The video is an advertisement for RAN’s latest palm oil campaign, which targets 20 of the largest snack food companies that use palm oil in their products. The campaign argues that food giants are failing to ensure the palm oil they source does not drive deforestation or worsen social conflict.
The campaign, which kicked off last month, lists declining orangutan populations, greenhouse gas emissions from conversion of rainforests and peatlands to plantations, labor abuses, and violent clashes between communities and developers as negative consequences of unrestrained palm oil expansion. RAN says these issues present substantial risks to leading brands, including Conagra Foods, Dunkin’ Donuts, General Mills, PepsiCo, The Hershey Company, Hormel Foods, The J.M. Smucker Company, Krispy Kreme, Mars, H.J. Heinz Company, and The Kellogg Company, among others. While many of these companies have pledged to source only palm oil certified under the Roundtable on Sustainable Palm Oil (RSPO) — the leading eco-standard — by 2015, RAN argues the RSPO doesn’t do enough to protect forests or ensure “conflict-free” palm oil. The activist group is therefore asking companies to adopt policies with stronger safeguards than offered by the RSPO standard.

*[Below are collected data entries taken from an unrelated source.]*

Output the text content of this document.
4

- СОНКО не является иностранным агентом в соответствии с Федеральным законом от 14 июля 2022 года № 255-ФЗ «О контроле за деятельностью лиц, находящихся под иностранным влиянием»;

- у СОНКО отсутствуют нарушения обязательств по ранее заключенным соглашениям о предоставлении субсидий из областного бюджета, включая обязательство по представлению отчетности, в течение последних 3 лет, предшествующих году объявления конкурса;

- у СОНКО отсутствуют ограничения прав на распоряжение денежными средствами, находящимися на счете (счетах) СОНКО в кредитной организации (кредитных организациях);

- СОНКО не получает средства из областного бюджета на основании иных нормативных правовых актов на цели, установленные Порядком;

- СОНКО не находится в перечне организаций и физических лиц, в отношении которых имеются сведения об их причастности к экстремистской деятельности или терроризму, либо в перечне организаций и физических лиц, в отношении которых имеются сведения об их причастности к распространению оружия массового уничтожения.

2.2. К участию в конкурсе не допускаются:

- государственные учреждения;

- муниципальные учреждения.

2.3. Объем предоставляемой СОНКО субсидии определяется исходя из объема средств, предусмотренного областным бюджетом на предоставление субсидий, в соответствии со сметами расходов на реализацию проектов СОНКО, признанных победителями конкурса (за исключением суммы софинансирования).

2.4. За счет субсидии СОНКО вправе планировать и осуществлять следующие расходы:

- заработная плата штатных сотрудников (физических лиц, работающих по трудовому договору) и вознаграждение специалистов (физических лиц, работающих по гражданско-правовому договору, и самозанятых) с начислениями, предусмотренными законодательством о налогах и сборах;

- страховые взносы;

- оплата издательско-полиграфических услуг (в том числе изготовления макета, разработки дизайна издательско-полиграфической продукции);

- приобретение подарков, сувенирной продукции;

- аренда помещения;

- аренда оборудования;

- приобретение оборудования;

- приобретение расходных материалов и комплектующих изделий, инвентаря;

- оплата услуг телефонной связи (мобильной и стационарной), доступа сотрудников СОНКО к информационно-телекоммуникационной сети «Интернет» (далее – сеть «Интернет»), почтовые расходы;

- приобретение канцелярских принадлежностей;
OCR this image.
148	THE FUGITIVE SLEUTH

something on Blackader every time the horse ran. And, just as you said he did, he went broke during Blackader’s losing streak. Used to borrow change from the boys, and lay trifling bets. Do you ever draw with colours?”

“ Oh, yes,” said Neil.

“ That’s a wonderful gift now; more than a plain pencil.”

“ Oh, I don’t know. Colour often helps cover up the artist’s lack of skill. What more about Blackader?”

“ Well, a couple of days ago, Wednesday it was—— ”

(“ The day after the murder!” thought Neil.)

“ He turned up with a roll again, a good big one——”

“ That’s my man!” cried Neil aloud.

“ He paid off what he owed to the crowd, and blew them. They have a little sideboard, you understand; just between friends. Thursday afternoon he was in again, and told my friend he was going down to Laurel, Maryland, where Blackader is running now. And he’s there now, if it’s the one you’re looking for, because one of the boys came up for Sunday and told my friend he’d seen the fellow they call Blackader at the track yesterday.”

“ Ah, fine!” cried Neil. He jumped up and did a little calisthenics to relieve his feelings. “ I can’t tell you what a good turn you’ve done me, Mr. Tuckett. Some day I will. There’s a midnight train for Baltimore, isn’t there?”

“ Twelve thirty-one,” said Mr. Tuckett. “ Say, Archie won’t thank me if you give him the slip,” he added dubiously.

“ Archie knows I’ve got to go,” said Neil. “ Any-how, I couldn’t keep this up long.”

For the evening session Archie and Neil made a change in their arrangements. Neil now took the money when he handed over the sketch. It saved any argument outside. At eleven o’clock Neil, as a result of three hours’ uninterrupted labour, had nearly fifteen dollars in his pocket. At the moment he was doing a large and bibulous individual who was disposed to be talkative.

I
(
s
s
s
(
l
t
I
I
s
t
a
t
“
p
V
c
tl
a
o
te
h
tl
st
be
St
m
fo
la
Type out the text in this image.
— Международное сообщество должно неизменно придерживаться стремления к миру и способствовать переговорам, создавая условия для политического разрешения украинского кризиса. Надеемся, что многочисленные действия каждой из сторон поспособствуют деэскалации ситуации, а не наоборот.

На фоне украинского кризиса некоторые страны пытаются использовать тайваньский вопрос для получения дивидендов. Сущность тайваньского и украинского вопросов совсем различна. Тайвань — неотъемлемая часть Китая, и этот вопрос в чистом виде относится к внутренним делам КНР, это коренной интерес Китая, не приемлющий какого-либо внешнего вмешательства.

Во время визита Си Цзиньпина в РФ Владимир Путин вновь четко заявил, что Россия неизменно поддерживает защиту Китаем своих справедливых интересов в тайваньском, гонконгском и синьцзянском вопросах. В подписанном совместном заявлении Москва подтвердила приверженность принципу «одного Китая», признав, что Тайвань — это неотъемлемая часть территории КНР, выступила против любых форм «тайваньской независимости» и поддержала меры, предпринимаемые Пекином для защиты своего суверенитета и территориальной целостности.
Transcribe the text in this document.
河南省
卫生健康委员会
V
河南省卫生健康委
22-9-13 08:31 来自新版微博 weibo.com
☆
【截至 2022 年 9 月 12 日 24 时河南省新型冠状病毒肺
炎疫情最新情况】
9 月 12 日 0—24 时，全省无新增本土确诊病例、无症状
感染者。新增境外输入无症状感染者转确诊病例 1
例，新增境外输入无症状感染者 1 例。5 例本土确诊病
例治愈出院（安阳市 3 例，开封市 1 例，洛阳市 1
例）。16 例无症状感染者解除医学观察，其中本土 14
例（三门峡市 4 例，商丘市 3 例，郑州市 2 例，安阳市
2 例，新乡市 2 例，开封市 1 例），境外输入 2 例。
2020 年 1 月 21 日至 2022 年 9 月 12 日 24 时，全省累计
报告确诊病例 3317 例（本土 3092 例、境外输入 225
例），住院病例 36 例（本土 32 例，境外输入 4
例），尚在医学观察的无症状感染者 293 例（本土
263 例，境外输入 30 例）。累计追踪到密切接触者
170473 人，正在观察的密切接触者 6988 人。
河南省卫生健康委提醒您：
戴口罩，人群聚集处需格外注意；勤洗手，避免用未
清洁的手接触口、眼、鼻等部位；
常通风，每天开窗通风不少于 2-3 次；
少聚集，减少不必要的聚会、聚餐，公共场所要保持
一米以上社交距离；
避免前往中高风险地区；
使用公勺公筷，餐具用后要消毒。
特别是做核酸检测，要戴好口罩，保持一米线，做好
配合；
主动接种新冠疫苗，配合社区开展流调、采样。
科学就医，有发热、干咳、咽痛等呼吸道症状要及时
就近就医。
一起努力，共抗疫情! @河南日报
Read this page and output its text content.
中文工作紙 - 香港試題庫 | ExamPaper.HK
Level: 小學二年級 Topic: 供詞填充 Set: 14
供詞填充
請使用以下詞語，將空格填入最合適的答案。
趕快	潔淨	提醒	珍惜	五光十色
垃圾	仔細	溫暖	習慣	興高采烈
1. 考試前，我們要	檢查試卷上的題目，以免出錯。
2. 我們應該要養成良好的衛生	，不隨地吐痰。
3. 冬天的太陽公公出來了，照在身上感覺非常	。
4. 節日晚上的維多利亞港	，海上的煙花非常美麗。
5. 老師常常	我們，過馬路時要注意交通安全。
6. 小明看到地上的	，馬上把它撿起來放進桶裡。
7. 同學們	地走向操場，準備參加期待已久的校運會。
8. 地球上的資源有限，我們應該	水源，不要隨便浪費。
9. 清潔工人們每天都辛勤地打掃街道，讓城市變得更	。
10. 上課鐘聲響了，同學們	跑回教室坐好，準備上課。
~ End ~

“Companies who want to purchase only responsible palm oil must adopt independent global palm oil procurement policies that go above and beyond the standards of the RSPO,” said the RAN report. “Solving the problem of conflict palm oil requires building strong public and market demand for responsible palm oil and eliminating demand for conflict palm oil. The goal is to create tipping points that enhance the economic viability of responsible palm oil and transform the global infrastructure of palm oil supply chains.”